如何在Haskell中按字符串过滤字符串列表？

Question

I have a string containing letters I want to be sure are in the words in the list. Running it however results in it still leaving behind words that contain the undesired letters.

Here's my function:

import Data.List    

filterWords :: String -> [String]
filterWords str =
  let strs      = words str
      letters   = concat . words . nub $ "poultry outwits ants"
      predicate = dropWhile (`elem` letters) ['a' .. 'z']
  in  dropWhile (any (`elem` predicate)) strs

What do I need to change to make this work?

To make it clear, I want to filter away any words that contain letters not in "poultry outwits ants", meaning a word like "years" would be dropped because despite containing 'y' , 'a' , 'r' , and 's' which all satisfy the predicate, it also contains 'e' which doesn't.

Answer 1

A good way to filter a list of things (eg words) is to use the filter function. What you need to provide is a predicate which tells whether a string should be included or not.
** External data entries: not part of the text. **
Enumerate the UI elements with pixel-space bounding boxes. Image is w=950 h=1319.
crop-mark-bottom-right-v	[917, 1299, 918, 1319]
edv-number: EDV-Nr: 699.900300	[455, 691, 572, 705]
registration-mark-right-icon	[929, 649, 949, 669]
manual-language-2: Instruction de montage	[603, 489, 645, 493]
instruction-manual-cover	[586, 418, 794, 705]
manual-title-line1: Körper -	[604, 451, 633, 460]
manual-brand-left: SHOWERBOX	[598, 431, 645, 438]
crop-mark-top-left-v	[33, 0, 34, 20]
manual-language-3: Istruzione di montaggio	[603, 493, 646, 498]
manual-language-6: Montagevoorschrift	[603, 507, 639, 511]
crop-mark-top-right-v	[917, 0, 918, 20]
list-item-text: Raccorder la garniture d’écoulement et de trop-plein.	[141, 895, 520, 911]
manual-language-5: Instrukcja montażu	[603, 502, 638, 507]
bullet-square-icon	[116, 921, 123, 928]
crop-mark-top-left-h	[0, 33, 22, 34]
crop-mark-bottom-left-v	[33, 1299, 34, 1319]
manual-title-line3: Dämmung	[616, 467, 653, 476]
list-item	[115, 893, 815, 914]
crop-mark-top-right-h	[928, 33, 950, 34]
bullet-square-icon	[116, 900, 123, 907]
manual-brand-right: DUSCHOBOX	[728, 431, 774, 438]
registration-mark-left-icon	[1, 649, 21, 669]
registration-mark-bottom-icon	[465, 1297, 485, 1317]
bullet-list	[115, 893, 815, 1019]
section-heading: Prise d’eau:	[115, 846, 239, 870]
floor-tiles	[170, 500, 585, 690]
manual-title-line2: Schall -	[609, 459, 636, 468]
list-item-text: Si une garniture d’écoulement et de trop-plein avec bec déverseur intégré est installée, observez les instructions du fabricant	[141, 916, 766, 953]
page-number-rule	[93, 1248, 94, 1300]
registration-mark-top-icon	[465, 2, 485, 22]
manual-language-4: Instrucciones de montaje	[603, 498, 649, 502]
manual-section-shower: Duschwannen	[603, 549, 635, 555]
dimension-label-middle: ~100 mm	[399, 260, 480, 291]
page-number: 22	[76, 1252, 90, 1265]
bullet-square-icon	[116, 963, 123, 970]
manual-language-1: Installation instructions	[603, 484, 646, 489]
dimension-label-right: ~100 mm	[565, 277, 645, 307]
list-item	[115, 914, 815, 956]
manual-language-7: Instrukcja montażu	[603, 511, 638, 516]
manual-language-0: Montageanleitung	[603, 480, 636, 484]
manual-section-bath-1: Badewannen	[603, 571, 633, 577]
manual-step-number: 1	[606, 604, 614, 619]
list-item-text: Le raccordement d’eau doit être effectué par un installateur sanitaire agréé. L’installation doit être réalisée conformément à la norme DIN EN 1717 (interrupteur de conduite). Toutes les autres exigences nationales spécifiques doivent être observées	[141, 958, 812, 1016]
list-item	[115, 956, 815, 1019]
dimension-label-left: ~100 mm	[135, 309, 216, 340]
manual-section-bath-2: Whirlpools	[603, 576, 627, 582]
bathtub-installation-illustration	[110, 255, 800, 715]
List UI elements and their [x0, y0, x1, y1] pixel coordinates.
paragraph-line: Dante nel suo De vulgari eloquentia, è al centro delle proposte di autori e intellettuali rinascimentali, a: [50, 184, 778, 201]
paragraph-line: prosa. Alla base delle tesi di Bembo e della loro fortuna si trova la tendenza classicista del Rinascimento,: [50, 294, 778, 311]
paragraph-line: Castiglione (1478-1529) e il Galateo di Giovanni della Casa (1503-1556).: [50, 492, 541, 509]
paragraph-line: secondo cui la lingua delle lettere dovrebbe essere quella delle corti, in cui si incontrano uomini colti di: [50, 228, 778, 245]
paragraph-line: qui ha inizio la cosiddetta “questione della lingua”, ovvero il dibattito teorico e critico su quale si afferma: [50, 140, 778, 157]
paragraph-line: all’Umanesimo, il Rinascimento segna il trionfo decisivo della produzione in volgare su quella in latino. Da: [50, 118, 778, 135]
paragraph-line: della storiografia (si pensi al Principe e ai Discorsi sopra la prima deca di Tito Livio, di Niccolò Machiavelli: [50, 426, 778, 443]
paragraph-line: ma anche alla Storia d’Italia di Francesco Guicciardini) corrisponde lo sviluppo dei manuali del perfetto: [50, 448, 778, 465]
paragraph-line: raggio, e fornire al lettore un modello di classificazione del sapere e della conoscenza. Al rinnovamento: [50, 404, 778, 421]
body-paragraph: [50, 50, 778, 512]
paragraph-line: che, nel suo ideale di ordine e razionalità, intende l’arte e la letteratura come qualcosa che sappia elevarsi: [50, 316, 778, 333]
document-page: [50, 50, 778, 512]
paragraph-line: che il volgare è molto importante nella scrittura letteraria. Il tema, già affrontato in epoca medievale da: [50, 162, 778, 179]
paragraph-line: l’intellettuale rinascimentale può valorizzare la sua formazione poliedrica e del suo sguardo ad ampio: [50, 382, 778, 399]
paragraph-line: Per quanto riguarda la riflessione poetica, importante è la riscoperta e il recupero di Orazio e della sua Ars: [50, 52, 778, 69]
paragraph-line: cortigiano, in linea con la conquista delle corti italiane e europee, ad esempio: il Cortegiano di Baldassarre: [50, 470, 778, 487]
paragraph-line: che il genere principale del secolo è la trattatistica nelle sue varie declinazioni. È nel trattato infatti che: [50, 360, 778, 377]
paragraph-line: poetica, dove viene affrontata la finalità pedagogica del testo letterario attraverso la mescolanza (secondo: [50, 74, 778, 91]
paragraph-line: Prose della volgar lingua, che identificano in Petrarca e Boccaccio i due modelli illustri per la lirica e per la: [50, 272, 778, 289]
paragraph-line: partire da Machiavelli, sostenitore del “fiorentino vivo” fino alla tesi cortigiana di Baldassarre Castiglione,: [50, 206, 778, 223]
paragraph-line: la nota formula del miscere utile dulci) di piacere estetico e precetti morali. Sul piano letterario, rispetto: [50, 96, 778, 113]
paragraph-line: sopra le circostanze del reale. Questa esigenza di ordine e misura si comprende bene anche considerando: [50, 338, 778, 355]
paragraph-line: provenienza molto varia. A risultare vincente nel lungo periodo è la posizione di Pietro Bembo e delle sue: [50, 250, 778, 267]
You commented that you want to include those strings which consists of letters in "poultry outwits ants" , so that would be

filterWords :: String -> [String]
filterWords str = filter acceptableWord (words str)
  where
    acceptableWord = all (`elem` "poultry outwits ants")

Now, in another comment you wrote that

Some of the words I get have more copies of the same letter than there are in the original.

So I suspect what you really want is to figure out which words can be formed out of the letters in "poultry outwits ants" .

To do this, you could count how often each character appears in the given word (and in the mgic string poultry outwits ants ) and then verify that not only each letter in the word appears in the magic string but also that the letter doesn't appear more often than in the magic string.

I'd start by defining a function which calculates 'character frequency table', ie it counts how often each character occurs in the given string:

freq :: String -> [(Char, Int)]
freq = map (\s -> (head s, length s)) . group . sort

Furthermore, I'd define a function which tells whether one frequency table x is a "subset" of another table y , ie it verifies that each character in x also appears in y , but it doesn't occur more often:

subset :: [(Char, Int)] -> [(Char, Int)] -> Bool
subset x y = all f x
  where
    f (ch, occ) = case lookup ch y of
                      Just occ' -> occ <= occ'
                      Nothing   -> False

You can then use this to define acceptableWord such that it only accepts words whose frequency table is a subset of the frequency table of the magic string, so we get:

filterWords :: String -> [String]
filterWords str = filter acceptableWord (words str)
  where
    acceptableWord w = subset (freq w) (freq "poultry outwits ants")